I've been considering license integration into a personal project of mine and thoughts of that have spilled over into work. And so we've been talking at Creative Commons recently about the current methods for licensing content managed by applications and what the future might be. The purpose of this post is to document the present state of licensing options. (A post on the future of licensing tools may come shortly afterward.)

Present, CC supported tools

To begin with, there are these three CC-hosted options:

  • CC licensing web API -- A mostly-RESTful interface for accessing CC licensing information. Some language-specific abstraction layers are provided. Supported and kept up to date. Lacking a JSON layer, which people seem to want. Making a request for every licensing action in your application may be a bit heavy.
  • Partner interface -- Oldest thing we support, part of the license engine. Typical case is that you get a popup and when the popup closes the posting webpage can access the info that's chosen. Still gets you your chooser based interface but on your own site. Internet Archive uses it, among others.
  • LicenseChooser.js -- Allows you to get a local chooser user interface by dumping some javascript into your application, and has the advantage of not requiring making any web requests to Creative Commons' servers. Works, though not recently updated.

All of these have the problem that the chooser of CC licenses is only useful if you want exactly the choices we offer (and specifically the most current version of the licenses we provide). You need to track those changes in the database anyway, which means you either are not keeping track of version used or you are and when we change you might be in for a surprise.

Going it alone

So instead there are these other routes that sites take:

  • Don't use any tools and store license choices locally -- What Flickr and every other major option does: reproduce everything yourself. In the case of Flickr, the six core licenses at version 2.0. In YouTube, just one license (CC BY 3.0). That works when you have one service, when you know what you want, and what you want your users to use. It doesn't work well when you want people to install a local copy and you don't know what they want to use.
  • Let any license you want as long as it fits site policy -- and you don't facilitate it, and it gets kind of outside the workflow of the main CMS you're using… wiki sites are an example of this, but usually have a mechanism for adding a license to footer of media uploaded. The licenses are handled by wiki templates, anyone can make a template for any license they choose.

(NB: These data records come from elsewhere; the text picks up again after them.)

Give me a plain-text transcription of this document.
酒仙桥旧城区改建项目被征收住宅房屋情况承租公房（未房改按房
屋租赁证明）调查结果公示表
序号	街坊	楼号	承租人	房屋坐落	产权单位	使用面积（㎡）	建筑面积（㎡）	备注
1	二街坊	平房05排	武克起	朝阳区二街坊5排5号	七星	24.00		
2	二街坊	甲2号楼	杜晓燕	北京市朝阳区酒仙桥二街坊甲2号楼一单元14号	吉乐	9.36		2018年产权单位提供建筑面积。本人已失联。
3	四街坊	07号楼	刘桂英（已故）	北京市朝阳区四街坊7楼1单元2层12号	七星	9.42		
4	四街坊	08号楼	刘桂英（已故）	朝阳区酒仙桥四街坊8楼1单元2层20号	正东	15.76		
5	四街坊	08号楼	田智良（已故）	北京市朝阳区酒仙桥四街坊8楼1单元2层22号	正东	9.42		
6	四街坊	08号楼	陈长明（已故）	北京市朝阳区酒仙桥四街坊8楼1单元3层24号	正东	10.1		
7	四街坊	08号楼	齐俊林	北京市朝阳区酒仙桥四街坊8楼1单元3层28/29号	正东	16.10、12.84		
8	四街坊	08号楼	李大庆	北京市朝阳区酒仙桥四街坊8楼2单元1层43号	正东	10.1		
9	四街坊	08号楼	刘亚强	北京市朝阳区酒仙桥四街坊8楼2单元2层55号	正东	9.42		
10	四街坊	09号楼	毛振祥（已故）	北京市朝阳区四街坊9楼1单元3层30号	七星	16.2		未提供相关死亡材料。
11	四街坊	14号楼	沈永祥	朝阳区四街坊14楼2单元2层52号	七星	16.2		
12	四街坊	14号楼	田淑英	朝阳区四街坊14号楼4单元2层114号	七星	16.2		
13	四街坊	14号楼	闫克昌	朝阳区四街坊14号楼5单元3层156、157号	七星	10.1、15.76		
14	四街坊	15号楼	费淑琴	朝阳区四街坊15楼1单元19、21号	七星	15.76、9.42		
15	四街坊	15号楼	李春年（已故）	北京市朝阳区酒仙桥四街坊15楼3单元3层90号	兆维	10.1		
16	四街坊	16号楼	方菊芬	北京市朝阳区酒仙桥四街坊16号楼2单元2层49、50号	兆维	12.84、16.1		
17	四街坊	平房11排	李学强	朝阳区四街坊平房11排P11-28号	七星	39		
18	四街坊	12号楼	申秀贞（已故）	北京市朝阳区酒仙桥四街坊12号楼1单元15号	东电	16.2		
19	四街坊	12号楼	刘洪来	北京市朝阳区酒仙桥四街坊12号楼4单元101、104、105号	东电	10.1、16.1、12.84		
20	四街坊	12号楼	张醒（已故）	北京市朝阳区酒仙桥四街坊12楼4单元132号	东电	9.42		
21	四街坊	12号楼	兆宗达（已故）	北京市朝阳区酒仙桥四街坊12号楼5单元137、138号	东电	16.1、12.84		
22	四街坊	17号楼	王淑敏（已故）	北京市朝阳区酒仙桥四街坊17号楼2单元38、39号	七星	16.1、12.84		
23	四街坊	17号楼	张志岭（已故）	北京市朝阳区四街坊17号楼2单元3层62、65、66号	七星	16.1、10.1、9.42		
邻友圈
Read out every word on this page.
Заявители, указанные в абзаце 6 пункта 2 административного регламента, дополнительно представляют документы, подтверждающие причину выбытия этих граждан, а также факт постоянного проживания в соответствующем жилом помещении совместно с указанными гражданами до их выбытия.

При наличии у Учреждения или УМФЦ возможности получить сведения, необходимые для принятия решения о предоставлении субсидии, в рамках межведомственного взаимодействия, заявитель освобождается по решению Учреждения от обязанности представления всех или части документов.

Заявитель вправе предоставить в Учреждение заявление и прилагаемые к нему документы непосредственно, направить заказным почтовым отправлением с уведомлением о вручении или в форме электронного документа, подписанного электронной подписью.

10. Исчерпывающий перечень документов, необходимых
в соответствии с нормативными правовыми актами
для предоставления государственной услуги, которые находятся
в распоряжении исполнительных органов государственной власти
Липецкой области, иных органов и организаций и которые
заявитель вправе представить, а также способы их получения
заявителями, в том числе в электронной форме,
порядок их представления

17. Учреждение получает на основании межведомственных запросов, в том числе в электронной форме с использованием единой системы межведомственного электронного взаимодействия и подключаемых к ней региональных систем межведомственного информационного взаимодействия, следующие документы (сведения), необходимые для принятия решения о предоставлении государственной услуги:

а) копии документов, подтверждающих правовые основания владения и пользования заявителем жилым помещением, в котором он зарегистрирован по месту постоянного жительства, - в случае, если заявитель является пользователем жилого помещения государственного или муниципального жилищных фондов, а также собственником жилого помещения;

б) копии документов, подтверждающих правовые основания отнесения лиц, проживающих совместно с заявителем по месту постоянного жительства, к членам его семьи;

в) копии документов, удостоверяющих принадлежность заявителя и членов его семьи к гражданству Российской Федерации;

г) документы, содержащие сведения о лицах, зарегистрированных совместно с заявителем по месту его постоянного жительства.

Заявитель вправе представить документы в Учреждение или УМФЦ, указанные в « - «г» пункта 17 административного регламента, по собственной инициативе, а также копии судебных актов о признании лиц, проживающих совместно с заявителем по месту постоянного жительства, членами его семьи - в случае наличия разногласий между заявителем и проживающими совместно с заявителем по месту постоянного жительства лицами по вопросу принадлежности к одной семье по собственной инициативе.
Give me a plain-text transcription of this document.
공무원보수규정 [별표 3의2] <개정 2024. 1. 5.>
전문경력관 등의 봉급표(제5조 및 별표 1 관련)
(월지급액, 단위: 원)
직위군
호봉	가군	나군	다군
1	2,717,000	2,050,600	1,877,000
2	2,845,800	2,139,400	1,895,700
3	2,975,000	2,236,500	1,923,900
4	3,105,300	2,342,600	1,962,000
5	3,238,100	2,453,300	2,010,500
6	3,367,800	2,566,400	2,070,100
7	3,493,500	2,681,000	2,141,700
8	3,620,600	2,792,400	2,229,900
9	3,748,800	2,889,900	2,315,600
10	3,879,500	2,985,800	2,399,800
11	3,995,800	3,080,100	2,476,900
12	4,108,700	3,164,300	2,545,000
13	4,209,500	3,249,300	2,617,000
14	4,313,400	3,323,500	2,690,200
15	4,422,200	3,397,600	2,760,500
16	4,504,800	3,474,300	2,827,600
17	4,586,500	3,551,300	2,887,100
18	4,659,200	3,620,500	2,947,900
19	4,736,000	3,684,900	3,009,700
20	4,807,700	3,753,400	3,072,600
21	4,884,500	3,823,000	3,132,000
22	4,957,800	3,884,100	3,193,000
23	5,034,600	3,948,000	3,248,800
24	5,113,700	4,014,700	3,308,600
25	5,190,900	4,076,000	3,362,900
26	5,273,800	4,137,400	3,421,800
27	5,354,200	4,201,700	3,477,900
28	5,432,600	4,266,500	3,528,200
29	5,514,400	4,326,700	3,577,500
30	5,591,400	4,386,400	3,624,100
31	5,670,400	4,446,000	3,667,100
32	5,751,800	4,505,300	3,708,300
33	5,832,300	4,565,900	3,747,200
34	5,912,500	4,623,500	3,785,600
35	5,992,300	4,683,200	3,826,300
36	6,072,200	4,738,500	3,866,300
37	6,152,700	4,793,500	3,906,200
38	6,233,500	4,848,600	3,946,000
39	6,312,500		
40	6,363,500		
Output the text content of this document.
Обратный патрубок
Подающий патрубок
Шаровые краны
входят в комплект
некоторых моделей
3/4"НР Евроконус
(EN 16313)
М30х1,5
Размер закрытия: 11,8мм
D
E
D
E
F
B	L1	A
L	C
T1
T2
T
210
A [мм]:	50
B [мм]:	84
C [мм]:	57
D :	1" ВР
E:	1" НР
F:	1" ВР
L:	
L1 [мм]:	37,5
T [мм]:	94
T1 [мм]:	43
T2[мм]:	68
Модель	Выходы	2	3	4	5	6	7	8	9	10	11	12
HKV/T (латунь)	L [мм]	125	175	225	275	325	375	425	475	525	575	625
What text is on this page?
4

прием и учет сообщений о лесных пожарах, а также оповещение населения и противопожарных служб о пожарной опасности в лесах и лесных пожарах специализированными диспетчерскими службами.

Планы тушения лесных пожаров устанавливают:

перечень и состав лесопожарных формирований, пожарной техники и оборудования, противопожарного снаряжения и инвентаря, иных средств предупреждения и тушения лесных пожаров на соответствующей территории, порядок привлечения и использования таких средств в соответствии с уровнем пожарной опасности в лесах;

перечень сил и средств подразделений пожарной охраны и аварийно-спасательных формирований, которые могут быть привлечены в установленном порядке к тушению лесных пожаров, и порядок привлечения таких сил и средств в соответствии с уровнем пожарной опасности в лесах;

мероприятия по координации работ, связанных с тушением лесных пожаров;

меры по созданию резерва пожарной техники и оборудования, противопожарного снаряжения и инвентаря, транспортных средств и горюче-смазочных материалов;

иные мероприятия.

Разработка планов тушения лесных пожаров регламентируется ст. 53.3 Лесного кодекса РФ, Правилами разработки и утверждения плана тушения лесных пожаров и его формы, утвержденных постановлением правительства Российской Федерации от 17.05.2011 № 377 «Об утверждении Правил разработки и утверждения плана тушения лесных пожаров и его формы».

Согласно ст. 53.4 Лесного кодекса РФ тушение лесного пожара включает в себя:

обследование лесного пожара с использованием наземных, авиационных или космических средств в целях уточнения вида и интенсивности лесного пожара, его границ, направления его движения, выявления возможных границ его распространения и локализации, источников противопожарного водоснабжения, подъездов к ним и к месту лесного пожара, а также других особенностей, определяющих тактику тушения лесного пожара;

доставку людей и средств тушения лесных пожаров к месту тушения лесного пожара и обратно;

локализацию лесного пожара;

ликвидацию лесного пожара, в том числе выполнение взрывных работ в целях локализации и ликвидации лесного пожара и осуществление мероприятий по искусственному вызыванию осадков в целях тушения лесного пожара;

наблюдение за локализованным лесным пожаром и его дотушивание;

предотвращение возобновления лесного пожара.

None of those are really useful for software you expect other people to install where you want to provide some assistance to either administrators of the software who are installing it to be used or where you want the administrator to give the user some choice or choices relevant to that particular site.

The liblicense experiment

This brings us to another solution that CC has persued:

  • liblicense -- Packages all licenses we provide, give an api for users to get info and metadata about them. Allows for web-request-free access to the cc licenses. It doesn't address non-CC licenses, however, and is mostly unmaintained.

So, these are the present options that application developers have at their disposal for doing licensing of application-managed content. There's a tradeoff with each one of them though: either you have to rely on web requests to CC for each licensing decision you make, you go it alone, or you use something unmaintained which is CC-licensing-specific anyway. Nonetheless, cc.api and the partner interface are supported if you want something from CC, and people do tend to make by with doing things offline. But none of the tools we have are so flexible, so what can software like MediaGoblin or an extension for WordPress or etc do?

There's one more option, one that too my knowledge hasn't really been explored, and would be extremely flexible but also well structured.

The semantic web / linked data option?

It goes like this: let either users or admins specify licenses by their URL. Assuming that page self-describes itself via some metadata (be it RDFa, providing a rel="alternate" RDF page in your headers, or microdata), information about that license could be extracted directly from the URL and stored in the database. (This information could of course then be cached / recorded in the database.) This provides a flexible way of adding new licenses, is language-agnostic, and allows for a canonical set of information about said licenses. Libraries could be written to make the exctraction of said information easier, could even cache metadata for common licenses (and for common licenses which don't provide any metadata at their canonical URLs...).

I'm hoping that in the near future I'll have a post up here demonstrating how this could work with a prototypical tool and use case.

Thanks to Mike Linksvayer, for most of this post was just transforming a braindump of his into a readable blogpost.